Lisle Austin, who is a former vice president of CONCACAF, took his federation to court in The Bahamas after being dismissed from his position and Donovan mentioned “to only get one year is a slap on the wrist”.
“Austin has done exactly the same thing as did former General Secretary of the Barbados Football Association (BFA), Randy Harris, who took his association to court.”
Harris eventually got four years.
The FIFA statues clearly state that a member cannot take another member or an association to court for whatever reason and if this is done that person will be suspended forthwith.
“It does not state for what reason or for what length of time, it just states going to court and this is why this decision is totally mind-boggling.”
Harris was at that time a president of a local amateur club, while Austin was a vice president of one of the biggest footballing bodies in the world.
The Disciplinary Committee also decided that should Lisle Austin not withdraw the claim lodged in front of the ordinary courts in The Bahamas definitively and irrevocably, he will remain banned from taking part in any kind of football-related activity at national and international level, in accordance with Article 22 of the FIFA Disciplinary Code, for as long as the legal proceedings in ordinary courts are pursued. However, the ban of one year is to be served independently from such possible withdrawal.
Donovan added that, “While Austin would have received financial remuneration for his work and travels throughout the world, Harris on the other hand was totally an amateur administrator who did what he did for the love of the game.
“The situation is so farcical that since the banning of Jack Warner, Austin has publicly campaigned for his position as chief of CONCACAF; this is another example of FIFA poor decision making. It was this same Austin who was calling for a forensic audit of the CONCACAF finances, forgetting that he was a member of this same organisation for over a decade.”
This disciplinary action against Austin brings about the worst ever chapter in Caribbean football, where two regional officials have embarrassed the entire region.
Austin had been provisionally suspended by the chairman of the Disciplinary Committee on July 4, 2011, the date from which the one-year suspension will start to be counted.

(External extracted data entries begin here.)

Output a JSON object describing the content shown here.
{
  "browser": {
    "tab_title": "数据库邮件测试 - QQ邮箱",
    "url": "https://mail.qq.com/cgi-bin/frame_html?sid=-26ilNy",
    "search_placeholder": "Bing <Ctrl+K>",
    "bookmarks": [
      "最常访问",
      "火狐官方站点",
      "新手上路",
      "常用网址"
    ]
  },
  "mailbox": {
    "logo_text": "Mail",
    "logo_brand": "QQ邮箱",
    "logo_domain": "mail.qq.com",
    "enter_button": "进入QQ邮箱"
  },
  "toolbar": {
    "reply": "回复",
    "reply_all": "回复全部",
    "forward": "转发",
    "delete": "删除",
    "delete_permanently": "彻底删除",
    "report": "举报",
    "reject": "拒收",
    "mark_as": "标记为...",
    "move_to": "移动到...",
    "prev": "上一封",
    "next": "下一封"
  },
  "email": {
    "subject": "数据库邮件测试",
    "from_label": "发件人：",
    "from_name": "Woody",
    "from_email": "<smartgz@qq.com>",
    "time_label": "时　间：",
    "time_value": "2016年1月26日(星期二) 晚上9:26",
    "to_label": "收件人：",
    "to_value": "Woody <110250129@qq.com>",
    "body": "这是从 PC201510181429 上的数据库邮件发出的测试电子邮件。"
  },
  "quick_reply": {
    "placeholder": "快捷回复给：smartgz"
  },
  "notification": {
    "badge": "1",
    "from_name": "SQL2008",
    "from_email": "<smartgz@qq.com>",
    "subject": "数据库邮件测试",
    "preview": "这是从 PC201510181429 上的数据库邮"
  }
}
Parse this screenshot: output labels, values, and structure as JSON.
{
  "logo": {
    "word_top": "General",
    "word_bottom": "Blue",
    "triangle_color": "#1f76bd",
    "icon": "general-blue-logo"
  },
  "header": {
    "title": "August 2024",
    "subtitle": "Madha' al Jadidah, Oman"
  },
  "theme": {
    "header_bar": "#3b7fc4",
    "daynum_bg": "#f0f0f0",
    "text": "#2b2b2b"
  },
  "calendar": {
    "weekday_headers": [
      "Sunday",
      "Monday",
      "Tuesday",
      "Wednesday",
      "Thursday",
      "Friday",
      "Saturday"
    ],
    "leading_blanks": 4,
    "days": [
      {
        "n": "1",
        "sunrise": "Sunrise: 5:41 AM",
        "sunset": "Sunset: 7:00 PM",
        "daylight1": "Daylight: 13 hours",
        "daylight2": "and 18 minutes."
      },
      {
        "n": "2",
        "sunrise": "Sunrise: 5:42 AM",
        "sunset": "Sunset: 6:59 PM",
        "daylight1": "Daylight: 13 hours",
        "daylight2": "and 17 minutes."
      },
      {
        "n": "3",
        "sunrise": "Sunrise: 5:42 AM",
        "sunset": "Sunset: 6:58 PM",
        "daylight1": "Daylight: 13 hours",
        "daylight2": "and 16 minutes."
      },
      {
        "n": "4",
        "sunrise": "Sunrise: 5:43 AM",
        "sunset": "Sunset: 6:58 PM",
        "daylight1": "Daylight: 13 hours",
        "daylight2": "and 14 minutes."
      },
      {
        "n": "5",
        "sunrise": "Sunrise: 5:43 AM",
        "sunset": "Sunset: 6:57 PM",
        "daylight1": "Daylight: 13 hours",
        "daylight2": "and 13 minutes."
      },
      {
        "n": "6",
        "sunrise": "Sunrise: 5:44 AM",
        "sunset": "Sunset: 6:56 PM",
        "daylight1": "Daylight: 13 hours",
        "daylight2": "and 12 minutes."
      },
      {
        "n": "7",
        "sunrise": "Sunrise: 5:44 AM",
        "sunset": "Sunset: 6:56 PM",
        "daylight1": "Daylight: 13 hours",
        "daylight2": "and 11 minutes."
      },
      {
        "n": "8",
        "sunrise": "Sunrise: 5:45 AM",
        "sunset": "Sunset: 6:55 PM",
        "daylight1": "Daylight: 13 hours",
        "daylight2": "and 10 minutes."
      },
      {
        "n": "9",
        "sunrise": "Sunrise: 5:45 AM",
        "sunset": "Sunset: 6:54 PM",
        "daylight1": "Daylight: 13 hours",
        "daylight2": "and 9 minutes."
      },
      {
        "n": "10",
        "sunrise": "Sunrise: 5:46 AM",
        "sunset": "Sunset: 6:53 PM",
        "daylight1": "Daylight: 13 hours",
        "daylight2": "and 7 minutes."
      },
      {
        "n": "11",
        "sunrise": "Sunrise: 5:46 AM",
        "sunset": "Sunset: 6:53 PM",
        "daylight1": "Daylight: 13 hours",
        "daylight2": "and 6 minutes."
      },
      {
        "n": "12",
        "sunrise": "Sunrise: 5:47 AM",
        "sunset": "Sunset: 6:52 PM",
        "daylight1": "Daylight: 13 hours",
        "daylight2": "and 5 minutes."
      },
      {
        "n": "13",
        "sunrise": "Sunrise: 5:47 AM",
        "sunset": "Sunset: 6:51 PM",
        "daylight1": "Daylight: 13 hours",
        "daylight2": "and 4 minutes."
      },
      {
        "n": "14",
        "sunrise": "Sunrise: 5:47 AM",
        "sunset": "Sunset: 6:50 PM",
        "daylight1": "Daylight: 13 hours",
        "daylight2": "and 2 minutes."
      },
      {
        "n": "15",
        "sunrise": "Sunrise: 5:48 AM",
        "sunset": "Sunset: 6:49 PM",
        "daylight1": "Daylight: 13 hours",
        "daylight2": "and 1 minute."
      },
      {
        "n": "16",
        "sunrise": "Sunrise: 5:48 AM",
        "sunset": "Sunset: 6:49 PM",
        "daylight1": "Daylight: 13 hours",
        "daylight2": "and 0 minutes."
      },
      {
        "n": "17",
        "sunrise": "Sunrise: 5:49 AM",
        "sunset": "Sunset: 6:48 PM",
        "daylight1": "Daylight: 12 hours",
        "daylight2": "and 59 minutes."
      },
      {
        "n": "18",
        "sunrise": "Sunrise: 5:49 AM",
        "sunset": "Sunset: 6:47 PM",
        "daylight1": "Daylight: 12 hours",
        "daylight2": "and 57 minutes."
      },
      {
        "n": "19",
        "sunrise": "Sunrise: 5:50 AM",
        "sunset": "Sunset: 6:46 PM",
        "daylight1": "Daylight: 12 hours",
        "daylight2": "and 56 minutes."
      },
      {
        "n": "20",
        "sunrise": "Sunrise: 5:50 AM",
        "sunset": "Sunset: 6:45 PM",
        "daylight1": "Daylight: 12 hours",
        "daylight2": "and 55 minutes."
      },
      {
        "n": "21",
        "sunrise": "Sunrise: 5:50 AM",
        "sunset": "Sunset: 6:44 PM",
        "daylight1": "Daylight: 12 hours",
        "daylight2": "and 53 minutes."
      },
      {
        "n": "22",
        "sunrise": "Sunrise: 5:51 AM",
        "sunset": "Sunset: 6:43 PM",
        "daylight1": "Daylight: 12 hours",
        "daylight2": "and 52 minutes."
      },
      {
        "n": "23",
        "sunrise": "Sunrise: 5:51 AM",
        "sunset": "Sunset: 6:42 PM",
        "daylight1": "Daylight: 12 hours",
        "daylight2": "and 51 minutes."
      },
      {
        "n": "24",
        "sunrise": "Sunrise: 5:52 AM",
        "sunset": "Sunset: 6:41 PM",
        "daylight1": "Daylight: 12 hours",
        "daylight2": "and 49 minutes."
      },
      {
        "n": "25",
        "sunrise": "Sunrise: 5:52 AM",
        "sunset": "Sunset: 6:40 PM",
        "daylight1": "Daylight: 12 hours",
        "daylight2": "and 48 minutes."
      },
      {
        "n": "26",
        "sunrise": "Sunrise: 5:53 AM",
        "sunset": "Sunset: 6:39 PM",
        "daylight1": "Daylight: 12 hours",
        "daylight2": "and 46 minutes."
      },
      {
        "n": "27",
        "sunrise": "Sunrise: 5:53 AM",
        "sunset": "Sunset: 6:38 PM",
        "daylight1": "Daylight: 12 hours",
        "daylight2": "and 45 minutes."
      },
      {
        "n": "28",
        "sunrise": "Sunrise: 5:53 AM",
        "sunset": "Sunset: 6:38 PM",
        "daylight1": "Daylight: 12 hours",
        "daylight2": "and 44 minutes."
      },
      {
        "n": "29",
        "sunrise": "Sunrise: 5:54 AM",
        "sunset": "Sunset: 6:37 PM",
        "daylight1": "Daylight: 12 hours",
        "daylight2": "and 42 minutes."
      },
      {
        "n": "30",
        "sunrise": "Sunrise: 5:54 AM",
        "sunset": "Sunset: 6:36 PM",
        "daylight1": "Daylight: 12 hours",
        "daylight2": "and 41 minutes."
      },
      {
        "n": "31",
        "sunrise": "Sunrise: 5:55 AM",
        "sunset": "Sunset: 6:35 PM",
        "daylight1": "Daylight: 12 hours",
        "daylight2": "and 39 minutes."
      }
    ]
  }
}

Donovan believes this decision by FIFA, “just shows that this organisation is totally out of sync with the real world”.
In response to the news of Austin’s ban, current BFA General Secretary, David Hinds, released the following:
“The Barbados Football Association (BFA) has been made aware of the one-year suspension of Lisle B. Austin from participating in any football-related activities. The BFA sees this saga as highly unfortunate and looks forward to a resolution of all of the challenges facing Caribbean football.
“Mr. Lisle Austin has served football for over three and a half decades with courage, dignity and fair play. It is hoped that his considerable talent will not be forever lost to the game.”